Et dans le peuple, les femmes diſaient :

— Pourquoi l’avouer, Ulenſpiegel ? Nul ne l’a vu ; tu mourras maintenant.

Et le priſonnier riait, sautant d’aigre joie, agitant ses bras liés & couverts de linges sanglants.

— Il mourra, diſait-il, il paſſera de la terre aux enfers, la corde au cou, comme bélître, larron, vaurien : il mourra ; Dieu eſt juſte.

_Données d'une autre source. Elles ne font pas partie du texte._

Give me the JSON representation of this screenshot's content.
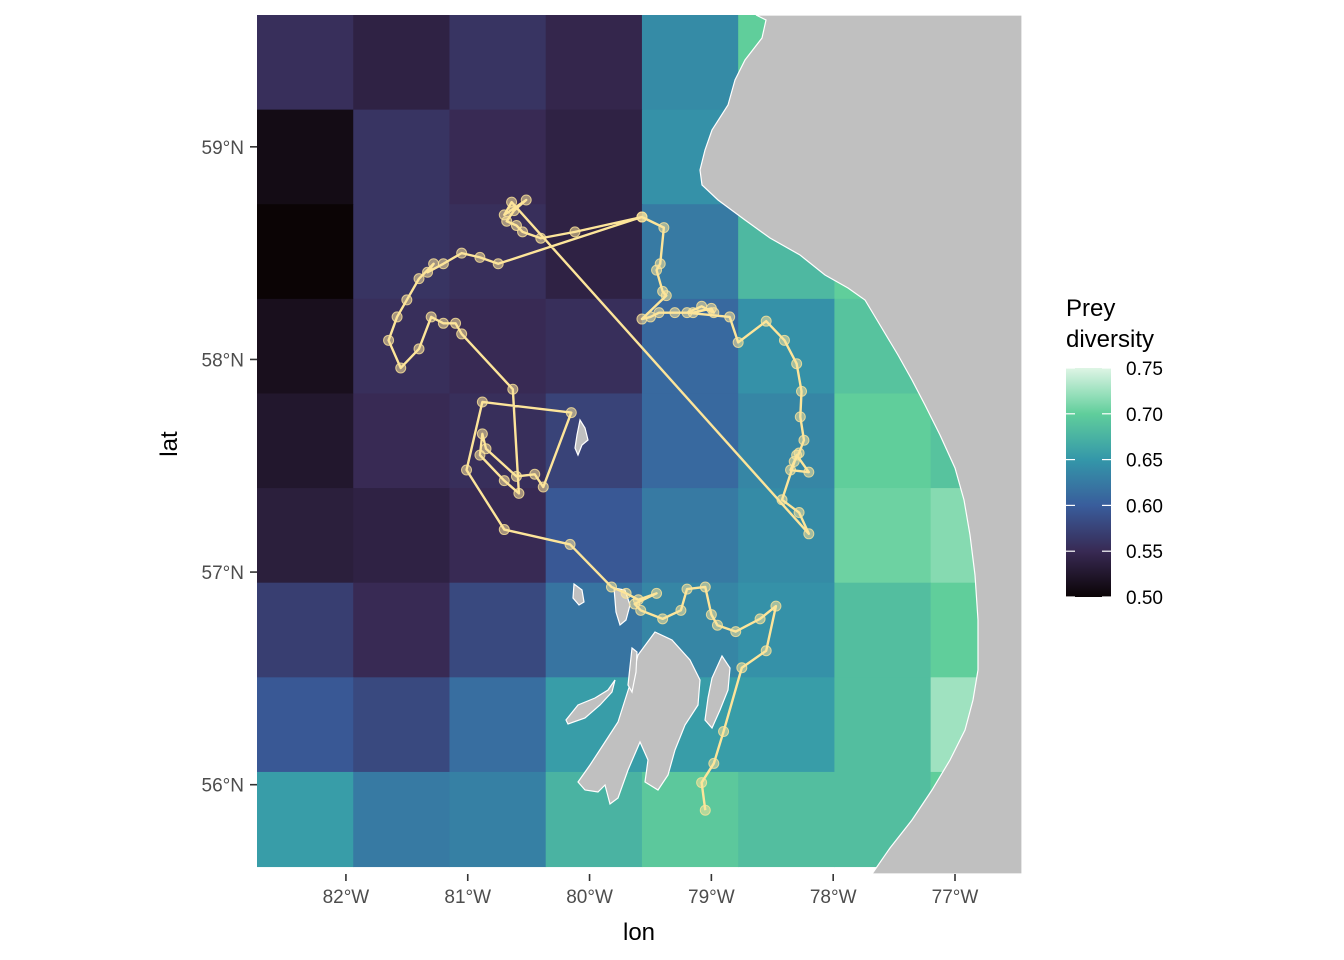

— Il ne mourra point, dit le bailli. Après dix ans, le meurtre ne peut être puni sur la terre de Flandre. Ulenſpiegel fit une méchante action, mais par filial amour : Ulenſpiegel ne sera point recherché de ce fait.

— Vive la loi, dit le peuple. Lang leven de wet.

Les cloches de Notre-Dame sonnaient pour les morts. Et le priſonnier grinça des dents, baiſſa la tête & pleura sa première larme.

Et il eut le poing coupé & la langue percée d’un fer rouge, & il fut brûlé vif à petit feu devant les bailles de la Maiſon commune.